Besides hardware implementation, software analysis and computational approaches for enhancing imaging capabilities have also made great strides in microscopy. These computational advancements complement the optical setups and even correct some of their flaws and shortcomings in imaging. Notably, fast image processing has been made possible in recent years thanks to improvements in graphical processing units and field-programmable gate arrays that can process large amounts of raw data at high speed. In addition, machine learning is currently revolutionizing many fields including image processing and has naturally made its way into SHG microscopy. For example, a few groups recently ventured to develop deep learning algorithm based on neuronal networks to classify and diagnose cancer using SHG footprints (Huttunen et al. 2018; Kistenev et al. 2019; Mirsanaye et al. 2021; Preston et al. 2022).

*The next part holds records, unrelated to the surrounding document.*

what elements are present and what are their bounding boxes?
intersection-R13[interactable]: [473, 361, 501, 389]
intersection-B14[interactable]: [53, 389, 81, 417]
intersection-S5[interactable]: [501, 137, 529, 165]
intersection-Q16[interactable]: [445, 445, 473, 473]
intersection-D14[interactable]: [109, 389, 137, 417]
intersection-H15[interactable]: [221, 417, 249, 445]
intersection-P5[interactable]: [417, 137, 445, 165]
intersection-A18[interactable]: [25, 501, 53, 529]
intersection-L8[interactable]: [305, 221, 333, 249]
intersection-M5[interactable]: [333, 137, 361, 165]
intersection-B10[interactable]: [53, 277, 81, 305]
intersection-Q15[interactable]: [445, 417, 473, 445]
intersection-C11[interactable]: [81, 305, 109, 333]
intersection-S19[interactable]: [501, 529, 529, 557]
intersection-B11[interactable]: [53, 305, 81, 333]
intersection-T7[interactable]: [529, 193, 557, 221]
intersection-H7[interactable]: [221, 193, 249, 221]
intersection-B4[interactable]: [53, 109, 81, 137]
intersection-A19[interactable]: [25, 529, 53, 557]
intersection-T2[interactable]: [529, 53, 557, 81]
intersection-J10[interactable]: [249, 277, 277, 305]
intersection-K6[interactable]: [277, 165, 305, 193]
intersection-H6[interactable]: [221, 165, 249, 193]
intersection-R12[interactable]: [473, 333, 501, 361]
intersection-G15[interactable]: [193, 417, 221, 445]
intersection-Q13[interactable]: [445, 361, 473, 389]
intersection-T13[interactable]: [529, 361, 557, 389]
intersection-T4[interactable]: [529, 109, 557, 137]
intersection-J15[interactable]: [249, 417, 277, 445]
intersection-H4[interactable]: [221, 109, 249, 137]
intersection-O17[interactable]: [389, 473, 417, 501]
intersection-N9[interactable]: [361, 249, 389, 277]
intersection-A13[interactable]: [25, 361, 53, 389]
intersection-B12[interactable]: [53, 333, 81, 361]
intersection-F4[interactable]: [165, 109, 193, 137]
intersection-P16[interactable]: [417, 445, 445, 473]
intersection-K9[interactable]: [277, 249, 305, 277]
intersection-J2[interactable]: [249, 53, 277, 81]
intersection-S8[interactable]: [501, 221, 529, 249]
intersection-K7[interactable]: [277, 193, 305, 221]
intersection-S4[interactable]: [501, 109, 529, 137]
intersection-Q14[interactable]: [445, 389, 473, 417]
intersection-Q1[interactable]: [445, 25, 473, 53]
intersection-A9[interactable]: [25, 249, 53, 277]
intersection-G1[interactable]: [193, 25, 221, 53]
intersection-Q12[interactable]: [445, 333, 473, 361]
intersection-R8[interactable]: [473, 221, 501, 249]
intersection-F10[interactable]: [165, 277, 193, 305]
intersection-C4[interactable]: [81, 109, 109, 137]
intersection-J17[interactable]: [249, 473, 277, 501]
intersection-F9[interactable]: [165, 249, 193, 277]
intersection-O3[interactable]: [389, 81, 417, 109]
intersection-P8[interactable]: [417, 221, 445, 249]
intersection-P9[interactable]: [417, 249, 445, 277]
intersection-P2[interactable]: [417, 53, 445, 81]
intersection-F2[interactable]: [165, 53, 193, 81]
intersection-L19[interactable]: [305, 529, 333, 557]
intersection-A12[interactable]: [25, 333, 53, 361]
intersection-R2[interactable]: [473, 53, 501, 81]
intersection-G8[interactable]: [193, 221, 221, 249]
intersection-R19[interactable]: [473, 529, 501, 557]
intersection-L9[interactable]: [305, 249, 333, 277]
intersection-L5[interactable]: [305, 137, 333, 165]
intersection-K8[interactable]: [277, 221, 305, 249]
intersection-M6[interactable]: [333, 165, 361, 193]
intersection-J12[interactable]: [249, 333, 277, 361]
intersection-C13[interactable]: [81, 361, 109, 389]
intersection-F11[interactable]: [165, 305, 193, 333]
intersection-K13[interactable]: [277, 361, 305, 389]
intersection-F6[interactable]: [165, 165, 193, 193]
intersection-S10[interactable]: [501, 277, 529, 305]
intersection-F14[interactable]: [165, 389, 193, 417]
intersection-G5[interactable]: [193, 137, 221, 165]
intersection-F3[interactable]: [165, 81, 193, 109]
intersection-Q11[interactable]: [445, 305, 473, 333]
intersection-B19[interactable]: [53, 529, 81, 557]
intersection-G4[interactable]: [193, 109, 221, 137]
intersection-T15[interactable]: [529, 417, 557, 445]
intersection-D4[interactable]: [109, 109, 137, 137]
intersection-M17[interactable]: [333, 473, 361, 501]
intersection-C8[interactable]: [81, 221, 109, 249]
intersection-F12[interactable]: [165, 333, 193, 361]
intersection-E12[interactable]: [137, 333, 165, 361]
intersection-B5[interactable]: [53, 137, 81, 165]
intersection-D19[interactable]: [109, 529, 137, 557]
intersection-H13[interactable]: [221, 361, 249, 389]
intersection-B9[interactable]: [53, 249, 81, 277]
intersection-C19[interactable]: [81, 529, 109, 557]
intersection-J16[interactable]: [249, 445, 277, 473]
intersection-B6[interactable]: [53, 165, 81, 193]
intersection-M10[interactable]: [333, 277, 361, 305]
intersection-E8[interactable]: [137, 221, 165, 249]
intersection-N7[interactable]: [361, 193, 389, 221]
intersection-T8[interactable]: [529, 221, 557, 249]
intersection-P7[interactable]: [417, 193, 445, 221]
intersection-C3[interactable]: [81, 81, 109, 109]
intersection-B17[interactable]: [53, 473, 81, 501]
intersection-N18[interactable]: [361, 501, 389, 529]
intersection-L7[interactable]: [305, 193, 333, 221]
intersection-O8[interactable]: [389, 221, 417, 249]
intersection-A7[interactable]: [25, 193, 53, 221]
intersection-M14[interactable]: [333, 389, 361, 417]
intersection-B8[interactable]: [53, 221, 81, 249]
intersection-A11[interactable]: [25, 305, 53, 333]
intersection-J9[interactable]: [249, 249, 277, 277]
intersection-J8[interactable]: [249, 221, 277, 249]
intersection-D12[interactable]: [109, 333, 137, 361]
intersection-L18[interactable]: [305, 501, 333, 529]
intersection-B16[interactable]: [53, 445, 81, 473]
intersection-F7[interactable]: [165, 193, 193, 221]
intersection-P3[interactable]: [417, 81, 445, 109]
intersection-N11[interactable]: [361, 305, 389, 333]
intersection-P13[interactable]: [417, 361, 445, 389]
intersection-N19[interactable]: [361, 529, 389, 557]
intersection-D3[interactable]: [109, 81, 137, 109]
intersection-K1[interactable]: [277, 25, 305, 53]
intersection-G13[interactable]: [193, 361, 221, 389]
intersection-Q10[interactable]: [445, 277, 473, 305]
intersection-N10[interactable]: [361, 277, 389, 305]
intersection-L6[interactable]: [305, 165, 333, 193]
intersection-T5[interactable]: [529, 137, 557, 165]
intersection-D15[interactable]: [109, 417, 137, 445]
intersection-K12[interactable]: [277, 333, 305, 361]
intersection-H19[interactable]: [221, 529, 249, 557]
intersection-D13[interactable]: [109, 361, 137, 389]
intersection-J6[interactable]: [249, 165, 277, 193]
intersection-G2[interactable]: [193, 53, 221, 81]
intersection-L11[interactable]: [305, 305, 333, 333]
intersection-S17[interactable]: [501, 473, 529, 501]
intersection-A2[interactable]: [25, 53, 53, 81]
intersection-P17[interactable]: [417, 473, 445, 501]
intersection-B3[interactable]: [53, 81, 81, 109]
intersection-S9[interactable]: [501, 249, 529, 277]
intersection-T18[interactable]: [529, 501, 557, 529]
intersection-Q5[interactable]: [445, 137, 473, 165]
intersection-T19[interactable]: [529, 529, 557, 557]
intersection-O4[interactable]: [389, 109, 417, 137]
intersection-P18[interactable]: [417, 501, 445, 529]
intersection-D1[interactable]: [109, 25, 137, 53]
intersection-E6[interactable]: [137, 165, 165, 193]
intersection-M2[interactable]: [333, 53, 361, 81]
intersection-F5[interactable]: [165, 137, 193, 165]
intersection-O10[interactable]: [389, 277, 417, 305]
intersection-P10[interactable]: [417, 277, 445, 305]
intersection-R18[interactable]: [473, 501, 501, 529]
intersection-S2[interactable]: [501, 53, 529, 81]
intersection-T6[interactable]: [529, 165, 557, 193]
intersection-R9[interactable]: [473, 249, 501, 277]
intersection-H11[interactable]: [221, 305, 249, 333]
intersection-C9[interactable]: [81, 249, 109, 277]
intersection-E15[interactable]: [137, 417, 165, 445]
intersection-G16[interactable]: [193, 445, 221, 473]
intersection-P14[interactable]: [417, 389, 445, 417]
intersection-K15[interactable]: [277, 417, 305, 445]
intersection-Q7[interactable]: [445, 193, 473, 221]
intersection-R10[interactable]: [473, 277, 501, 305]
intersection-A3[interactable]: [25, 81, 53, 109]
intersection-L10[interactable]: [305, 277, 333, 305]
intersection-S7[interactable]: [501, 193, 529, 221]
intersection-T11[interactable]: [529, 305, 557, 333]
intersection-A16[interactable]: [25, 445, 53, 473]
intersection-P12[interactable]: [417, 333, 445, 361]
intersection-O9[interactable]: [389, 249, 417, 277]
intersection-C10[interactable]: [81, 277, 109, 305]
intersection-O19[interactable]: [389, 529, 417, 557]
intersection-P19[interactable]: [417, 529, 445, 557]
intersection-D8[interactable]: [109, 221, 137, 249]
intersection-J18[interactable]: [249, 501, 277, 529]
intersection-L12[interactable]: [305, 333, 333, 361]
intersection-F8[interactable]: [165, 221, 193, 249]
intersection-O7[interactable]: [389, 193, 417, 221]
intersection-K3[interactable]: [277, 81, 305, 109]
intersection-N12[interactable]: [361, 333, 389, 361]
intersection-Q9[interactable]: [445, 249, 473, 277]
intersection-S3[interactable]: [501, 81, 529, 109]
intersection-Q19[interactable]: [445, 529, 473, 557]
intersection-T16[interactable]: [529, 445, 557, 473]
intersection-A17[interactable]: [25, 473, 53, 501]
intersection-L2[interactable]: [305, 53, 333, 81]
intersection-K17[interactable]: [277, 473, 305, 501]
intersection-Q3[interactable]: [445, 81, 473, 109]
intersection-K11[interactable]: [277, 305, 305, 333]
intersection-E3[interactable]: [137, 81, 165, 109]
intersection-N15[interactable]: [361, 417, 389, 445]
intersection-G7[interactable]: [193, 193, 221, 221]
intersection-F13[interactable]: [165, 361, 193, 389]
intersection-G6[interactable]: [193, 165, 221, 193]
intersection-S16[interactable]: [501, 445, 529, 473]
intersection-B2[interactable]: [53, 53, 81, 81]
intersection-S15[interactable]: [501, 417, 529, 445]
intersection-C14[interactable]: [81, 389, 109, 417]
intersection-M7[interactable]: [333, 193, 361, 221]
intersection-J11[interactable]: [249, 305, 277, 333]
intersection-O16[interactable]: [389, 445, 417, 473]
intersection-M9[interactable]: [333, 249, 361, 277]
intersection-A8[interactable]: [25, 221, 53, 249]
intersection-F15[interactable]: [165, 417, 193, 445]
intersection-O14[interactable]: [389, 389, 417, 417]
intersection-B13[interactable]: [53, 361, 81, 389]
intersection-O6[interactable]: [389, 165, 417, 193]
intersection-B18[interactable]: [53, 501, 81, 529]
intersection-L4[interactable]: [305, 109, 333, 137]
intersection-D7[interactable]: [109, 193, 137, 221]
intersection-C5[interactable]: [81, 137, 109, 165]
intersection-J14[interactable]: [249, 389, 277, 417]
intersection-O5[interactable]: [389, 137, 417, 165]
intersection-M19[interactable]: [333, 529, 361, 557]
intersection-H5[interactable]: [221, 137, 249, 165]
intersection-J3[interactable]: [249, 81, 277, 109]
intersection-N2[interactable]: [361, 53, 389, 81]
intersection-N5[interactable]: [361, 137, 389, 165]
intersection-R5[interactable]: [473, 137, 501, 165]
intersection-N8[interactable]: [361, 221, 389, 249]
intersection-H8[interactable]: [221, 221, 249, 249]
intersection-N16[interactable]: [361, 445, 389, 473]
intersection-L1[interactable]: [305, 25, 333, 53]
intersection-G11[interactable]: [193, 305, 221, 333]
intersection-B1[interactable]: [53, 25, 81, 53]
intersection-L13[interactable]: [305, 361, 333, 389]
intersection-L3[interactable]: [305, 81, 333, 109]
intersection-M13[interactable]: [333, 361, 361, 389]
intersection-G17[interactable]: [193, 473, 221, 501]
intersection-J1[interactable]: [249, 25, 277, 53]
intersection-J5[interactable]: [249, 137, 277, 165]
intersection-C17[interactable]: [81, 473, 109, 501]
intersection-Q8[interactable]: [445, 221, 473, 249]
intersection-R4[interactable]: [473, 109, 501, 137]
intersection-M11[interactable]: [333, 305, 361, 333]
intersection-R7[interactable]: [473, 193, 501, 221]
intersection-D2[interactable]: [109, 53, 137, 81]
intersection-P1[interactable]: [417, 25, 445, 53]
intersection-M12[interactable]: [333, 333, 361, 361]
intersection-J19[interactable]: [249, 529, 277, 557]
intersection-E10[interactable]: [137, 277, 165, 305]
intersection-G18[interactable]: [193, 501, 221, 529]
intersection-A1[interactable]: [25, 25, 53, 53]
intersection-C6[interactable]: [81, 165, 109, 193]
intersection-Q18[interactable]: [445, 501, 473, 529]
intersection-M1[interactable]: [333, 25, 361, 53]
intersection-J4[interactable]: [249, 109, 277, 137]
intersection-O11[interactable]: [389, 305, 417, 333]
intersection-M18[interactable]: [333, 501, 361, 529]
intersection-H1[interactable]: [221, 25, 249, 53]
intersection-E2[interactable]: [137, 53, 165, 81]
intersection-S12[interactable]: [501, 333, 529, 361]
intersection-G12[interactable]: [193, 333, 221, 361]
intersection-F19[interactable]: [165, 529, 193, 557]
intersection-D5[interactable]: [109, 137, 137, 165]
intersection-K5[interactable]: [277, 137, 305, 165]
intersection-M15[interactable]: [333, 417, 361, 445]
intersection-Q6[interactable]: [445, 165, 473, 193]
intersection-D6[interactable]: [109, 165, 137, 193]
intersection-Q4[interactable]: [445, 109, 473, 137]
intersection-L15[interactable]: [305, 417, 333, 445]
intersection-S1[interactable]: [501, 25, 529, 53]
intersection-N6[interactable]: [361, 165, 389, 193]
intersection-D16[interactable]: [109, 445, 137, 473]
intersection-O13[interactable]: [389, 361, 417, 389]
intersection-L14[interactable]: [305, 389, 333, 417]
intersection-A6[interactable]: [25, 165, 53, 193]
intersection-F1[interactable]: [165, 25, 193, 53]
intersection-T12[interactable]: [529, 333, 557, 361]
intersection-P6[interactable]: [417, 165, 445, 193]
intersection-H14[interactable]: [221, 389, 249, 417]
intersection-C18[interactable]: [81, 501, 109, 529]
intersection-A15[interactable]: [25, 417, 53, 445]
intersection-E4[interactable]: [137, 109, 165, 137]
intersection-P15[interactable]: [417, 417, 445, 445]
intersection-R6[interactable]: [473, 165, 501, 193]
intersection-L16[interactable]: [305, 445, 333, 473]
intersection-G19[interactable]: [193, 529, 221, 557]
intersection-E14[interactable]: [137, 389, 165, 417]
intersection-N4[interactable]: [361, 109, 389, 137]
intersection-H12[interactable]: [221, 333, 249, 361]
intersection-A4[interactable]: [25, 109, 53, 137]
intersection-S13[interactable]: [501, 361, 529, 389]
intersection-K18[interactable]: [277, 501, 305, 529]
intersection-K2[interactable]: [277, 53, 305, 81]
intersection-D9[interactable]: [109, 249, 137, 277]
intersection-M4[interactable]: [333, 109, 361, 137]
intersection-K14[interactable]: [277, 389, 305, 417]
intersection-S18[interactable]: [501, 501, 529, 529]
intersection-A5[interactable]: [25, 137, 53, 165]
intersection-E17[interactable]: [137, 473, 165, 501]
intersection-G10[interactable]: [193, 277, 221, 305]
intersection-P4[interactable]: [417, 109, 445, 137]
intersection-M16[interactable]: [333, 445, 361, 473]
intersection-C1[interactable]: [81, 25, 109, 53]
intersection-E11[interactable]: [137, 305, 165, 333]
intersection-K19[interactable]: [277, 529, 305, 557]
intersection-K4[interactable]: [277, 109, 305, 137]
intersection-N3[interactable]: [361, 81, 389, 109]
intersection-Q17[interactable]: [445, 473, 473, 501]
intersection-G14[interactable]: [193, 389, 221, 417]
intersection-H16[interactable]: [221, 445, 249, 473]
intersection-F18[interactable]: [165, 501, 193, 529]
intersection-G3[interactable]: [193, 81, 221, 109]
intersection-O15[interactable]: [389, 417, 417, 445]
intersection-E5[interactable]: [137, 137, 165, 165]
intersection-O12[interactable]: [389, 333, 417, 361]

Lastly, many current imaging systems are unique setups, customized differently in each lab (Wu et al. 2021). A unification and standardization of the imaging process appears highly desirable for reproducibility and portability.

Regardless of the challenges and limitations we mentioned, SHG and non-linear optical microscopy imaging modalities provide a plethora of information that is not readily available with traditional linear or incoherent optical imaging techniques. With all the technological advancements in optics, machine learning, and laser technology, non-linear imaging modalities are only going to get better and much simpler over time, opening new horizon for widespread applications in both fundamental science and medical applications (James and Campagnola 2021).